As has been pointed out, this is what a good broker will do - they will compensate for latency to make sure that bids arrive at differing venues at the same time to prevent the market shifting underneath them. A naïve broker will simply send out the bids at the same, and latency means that they arrive at different exchanges at different times. This lets the sellers at the more distant exchange move the market in response to the information of the trade being executed at the closer exchange.
Why is one actor paying for an advantage that is available to anyone who should desire it, and have the means to pay for it, an issue?

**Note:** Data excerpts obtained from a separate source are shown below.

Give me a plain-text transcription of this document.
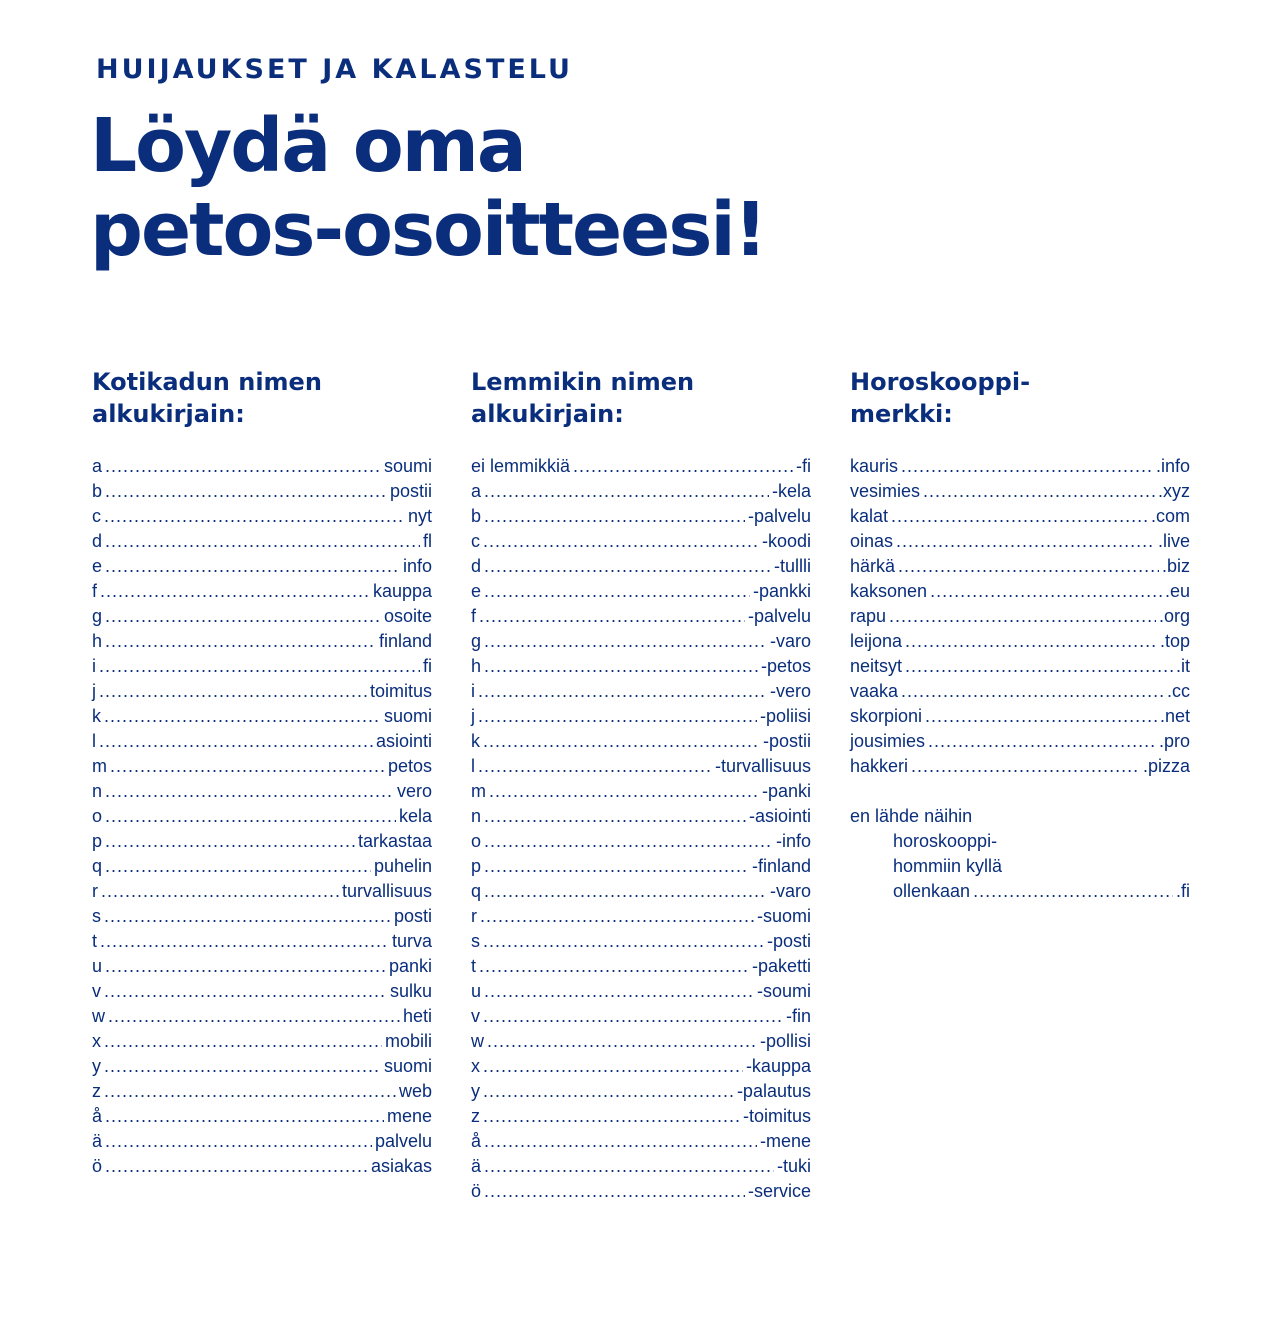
HUIJAUKSET JA KALASTELU
Löydä oma
petos-osoitteesi!
Kotikadun nimen
alkukirjain:
a .....	soumi
b .....	postii
c .....	nyt
d .....	fl
e .....	info
f .....	kauppa
g .....	osoite
h .....	finland
i .....	fi
j .....	toimitus
k .....	suomi
l .....	asiointi
m .....	petos
n .....	vero
o .....	kela
p .....	tarkastaa
q .....	puhelin
r .....	turvallisuus
s .....	posti
t .....	turva
u .....	panki
v .....	sulku
w .....	heti
x .....	mobili
y .....	suomi
z .....	web
å .....	mene
ä .....	palvelu
ö .....	asiakas
Lemmikin nimen
alkukirjain:
ei lemmikkiä .....	-fi
a .....	-kela
b .....	-palvelu
c .....	-koodi
d .....	-tullli
e .....	-pankki
f .....	-palvelu
g .....	-varo
h .....	-petos
i .....	-vero
j .....	-poliisi
k .....	-postii
l .....	-turvallisuus
m .....	-panki
n .....	-asiointi
o .....	-info
p .....	-finland
q .....	-varo
r .....	-suomi
s .....	-posti
t .....	-paketti
u .....	-soumi
v .....	-fin
w .....	-pollisi
x .....	-kauppa
y .....	-palautus
z .....	-toimitus
å .....	-mene
ä .....	-tuki
ö .....	-service
Horoskooppi-
merkki:
kauris .....	.info
vesimies .....	.xyz
kalat .....	.com
oinas .....	.live
härkä .....	.biz
kaksonen .....	.eu
rapu .....	.org
leijona .....	.top
neitsyt .....	.it
vaaka .....	.cc
skorpioni .....	.net
jousimies .....	.pro
hakkeri .....	.pizza
en lähde näihin
horoskooppi-
hommiin kyllä
ollenkaan .....	.fi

That's what it is: People are seeing the orders pour through the various exchanges, and are reacting to it. If they were seeing the orders before they hit the exchanges, that would be front running, and it would be illegal. But Nanex appears to be showing people responding to orders after they hit the exchanges, and that would seem to be legal and moral.
The moral is that if you want to buy so much of a single stock that you can't even buy it all from a single exchange, you MAY end up paying a bit of a premium, unless you're quite good at hiding what you're doing. And in this example, the purchaser was not. It's a story as old as markets.
After all, the market is supposed to be useful for organizing long-term investments. The short-term stuff is pretty far removed from the progress of society.
It's legal, yes, but you can't make a jump to moral so easily.
I don't think it's necessarily immoral either, but morality depends on much more - what the end results are, who is affected, what kind of effect, etc. Morality doesn't exist in the vacuum of an isolated decision.
It seems there is only one clear winner here - the IT people making money off developing HFT systems.
http://www.ft.com/intl/cms/s/0/ff8c6486-cb37-11e3-ba95-00144...
Spreads used to be a quarter, and now they're a penny! That's a huge deal!
Would it be possible, legally and technically, to put a special additional fee/tax onto high-frequency trading while leaving normal high-volume traders alone?
tc qdisc change dev eth0 root netem delay 100ms 10ms
Problem solved.High Frequency Traders are selling a service (liquidity). A tax on them is mostly just a tax on their customers.
What's the difference between trades and quotes here in this chart? And how are the trader's order and purchases indicated?
A trade is an announcement that an offer was accepted and a contract was agreed on. "10g of gold have been sold at 40$ each". The identity of the traders is typically known only by the exchange, and each of the trader knows they are part of it, but don't know the counterparty.
This rotted apple should not hide the good part of HFT, which is to reduce spread and inconsistencies between markets and to generate profits from this (positive) action. HFT took the place of traders, who were paid a lot for doing that stupid task.